Schwerpunkte im Verkehrsbudget: Bahnausbau und Verkehrssicherheit

Mehr Mittel auch für die angewandte Forschung

Wien (PK) - Verkehrsministerin Doris Bures schreibt den Öffentlichen Verkehr groß. Die Infrastruktur der Bahn soll weiter ausgebaut und das wachsende Verkehrsaufkommen nachhaltig bewältigt werden. Dies diene dem Wirtschaftsstandort und der Bewahrung der natürlichen Lebensgrundlagen und Ressourcen.
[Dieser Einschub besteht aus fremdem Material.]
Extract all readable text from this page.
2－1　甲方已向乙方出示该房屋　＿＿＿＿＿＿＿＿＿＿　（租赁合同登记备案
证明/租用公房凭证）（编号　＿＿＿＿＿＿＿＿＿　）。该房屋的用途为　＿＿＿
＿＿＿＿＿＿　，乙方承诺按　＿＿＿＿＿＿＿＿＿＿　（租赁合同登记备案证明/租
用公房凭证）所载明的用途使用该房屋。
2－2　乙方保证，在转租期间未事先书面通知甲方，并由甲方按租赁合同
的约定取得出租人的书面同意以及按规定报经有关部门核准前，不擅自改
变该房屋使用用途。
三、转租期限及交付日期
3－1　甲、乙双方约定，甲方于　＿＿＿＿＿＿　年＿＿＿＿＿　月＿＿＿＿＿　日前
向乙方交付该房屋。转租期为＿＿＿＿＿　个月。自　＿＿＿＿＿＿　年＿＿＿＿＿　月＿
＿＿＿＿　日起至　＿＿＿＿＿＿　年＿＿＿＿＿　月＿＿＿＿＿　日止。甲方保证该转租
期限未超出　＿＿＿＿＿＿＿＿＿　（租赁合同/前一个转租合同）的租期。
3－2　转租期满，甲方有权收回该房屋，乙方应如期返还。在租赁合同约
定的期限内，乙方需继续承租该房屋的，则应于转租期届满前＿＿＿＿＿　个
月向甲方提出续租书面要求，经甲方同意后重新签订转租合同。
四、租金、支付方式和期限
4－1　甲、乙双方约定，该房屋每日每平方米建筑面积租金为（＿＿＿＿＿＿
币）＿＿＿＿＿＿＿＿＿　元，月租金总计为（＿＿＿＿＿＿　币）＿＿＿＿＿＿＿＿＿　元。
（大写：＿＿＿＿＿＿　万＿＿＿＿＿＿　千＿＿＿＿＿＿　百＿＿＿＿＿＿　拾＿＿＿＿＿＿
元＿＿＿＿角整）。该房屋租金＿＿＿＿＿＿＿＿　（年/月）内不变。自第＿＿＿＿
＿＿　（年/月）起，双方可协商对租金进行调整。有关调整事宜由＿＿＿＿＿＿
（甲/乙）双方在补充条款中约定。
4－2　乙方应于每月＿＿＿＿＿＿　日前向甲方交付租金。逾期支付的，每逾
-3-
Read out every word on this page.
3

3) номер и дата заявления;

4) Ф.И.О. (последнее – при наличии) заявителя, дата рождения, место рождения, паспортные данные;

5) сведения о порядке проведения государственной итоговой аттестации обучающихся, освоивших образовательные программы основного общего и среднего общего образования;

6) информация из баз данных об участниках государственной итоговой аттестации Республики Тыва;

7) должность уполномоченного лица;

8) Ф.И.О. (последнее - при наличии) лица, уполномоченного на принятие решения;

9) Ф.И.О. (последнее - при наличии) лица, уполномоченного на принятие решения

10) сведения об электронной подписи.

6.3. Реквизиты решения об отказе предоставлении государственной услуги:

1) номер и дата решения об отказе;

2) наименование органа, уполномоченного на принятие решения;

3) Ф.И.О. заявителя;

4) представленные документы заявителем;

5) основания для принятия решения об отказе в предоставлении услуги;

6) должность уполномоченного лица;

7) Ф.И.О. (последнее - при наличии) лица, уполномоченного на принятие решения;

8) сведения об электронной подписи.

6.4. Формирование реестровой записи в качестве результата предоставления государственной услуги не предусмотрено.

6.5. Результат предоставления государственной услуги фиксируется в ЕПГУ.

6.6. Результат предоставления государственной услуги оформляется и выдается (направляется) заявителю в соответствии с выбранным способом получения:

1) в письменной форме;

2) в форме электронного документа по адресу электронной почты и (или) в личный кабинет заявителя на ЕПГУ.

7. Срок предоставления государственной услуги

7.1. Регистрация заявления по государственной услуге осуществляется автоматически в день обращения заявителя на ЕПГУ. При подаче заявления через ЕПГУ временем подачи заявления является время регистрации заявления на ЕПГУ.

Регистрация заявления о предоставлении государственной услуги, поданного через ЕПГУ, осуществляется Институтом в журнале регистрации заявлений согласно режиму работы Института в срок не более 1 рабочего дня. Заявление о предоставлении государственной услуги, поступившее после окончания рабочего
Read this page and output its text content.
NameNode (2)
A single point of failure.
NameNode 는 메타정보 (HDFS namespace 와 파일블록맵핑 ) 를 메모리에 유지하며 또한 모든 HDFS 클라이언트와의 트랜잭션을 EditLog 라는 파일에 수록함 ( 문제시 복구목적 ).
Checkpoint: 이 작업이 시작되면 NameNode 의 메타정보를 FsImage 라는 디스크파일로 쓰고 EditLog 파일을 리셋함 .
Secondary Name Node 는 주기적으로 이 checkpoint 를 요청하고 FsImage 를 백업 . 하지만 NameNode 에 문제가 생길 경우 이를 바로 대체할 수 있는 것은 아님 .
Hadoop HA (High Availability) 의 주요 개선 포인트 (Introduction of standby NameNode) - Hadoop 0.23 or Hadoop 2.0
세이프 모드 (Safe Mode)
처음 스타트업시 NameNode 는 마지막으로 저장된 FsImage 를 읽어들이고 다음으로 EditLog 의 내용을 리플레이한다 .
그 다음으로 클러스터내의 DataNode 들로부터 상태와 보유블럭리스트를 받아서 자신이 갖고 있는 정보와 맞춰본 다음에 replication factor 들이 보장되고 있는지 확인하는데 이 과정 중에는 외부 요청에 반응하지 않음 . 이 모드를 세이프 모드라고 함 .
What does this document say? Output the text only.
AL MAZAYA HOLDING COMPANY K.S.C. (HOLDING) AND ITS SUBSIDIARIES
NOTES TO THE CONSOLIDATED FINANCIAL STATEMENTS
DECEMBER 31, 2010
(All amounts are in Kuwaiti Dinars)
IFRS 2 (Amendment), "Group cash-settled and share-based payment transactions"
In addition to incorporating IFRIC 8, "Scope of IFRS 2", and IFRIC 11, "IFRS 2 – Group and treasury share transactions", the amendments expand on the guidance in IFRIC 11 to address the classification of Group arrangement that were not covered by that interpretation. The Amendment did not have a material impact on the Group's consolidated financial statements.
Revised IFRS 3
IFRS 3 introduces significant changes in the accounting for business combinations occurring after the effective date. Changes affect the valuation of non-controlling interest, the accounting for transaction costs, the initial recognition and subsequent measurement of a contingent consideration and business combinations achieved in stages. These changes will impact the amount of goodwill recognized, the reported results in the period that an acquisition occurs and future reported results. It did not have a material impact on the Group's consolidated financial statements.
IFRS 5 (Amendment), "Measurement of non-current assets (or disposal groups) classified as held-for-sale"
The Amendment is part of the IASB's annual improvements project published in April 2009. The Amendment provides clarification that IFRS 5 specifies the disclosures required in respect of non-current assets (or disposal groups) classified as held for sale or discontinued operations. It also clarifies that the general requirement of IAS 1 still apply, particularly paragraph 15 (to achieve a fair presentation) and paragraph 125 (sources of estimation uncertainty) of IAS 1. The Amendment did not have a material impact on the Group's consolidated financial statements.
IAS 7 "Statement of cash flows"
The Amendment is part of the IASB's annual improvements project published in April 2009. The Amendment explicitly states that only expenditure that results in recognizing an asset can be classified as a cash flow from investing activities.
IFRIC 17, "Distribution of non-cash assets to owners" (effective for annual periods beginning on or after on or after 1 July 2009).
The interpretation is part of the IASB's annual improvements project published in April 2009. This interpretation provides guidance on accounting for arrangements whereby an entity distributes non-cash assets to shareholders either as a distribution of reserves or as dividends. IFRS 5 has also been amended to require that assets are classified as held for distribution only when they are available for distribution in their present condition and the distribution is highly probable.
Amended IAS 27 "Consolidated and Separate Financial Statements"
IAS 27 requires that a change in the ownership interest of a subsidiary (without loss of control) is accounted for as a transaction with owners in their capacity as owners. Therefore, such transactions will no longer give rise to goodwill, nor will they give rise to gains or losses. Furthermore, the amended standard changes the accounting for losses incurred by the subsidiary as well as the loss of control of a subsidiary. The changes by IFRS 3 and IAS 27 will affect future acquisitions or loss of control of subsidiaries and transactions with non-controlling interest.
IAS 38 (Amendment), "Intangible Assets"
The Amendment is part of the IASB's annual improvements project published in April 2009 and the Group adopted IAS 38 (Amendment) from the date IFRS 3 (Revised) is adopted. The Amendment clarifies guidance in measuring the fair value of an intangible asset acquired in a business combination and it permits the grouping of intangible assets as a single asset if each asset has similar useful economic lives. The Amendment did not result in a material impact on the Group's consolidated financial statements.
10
Nachhaltigkeit ist eines der Schlüsselwörter bei der Beschreibung der Wirkungsziele im Budget des Verkehrsressorts. Bei der Sicherung der Mobilität von Menschen, Gütern und Informationen sollen soziale Aspekte und Gendergerechtigkeit beachtet werden, also der gleiche Zugang von Frauen und Männern zu allen Verkehrsleistungen. Nachhaltigkeit steht auch in der Forschungspolitik des Verkehrsressorts im Vordergrund, konkret geht es um intelligente Lösungen zur Bewältigung gesellschaftlicher und wirtschaftlicher Probleme vor dem Hintergrund von Klimawandel und Ressourcenknappheit. 

Investitionen in nachhaltige und sichere Mobilität

Das erste ihrer beiden Budget-Untergliederungen, die Ministerin Doris Bures im Budgetausschuss vertrat, "Verkehr, Innovation und Technologie" (UG 41), sieht für 2014 3,17 Mrd. € an Auszahlungen vor und 3,35 Mrd. € für 2015. Die Einzahlungen werden auf 382 Mio. € (2014) und auf 277 Mio. € (2015) geschätzt. 2014 sind Rücklagenentnahmen von 3,4 Mio. € budgetiert. 2015 entsprechen die geplanten Auszahlungen der Obergrenze im geplanten Finanzrahmen 2015 bis 2018. Auszahlungsschwerpunkt im Verkehrsbudget ist die Schieneninfrastrukturoffensive. Für Schiene (ÖBB und Privatbahnen) und Straße (ASFINAG) gelten mehrjährige Investitionsprogramme. Dazu kommen leistungsorientierte und transparente Verkehrsdiensteverträge mit den Unternehmen und Zuschüsse zu Infrastrukturmaßnahmen. Die Hochwasserschutzprogramme an Donau, March und Thaya und die Vereinbarungen mit Niederösterreich, Oberösterreich und Wien werden umgesetzt und die Wasserstraße Donau ausgebaut. Dasselbe gilt für das Breitbandnetz, hielt die Ministerin auf Fragen der Abgeordneten fest.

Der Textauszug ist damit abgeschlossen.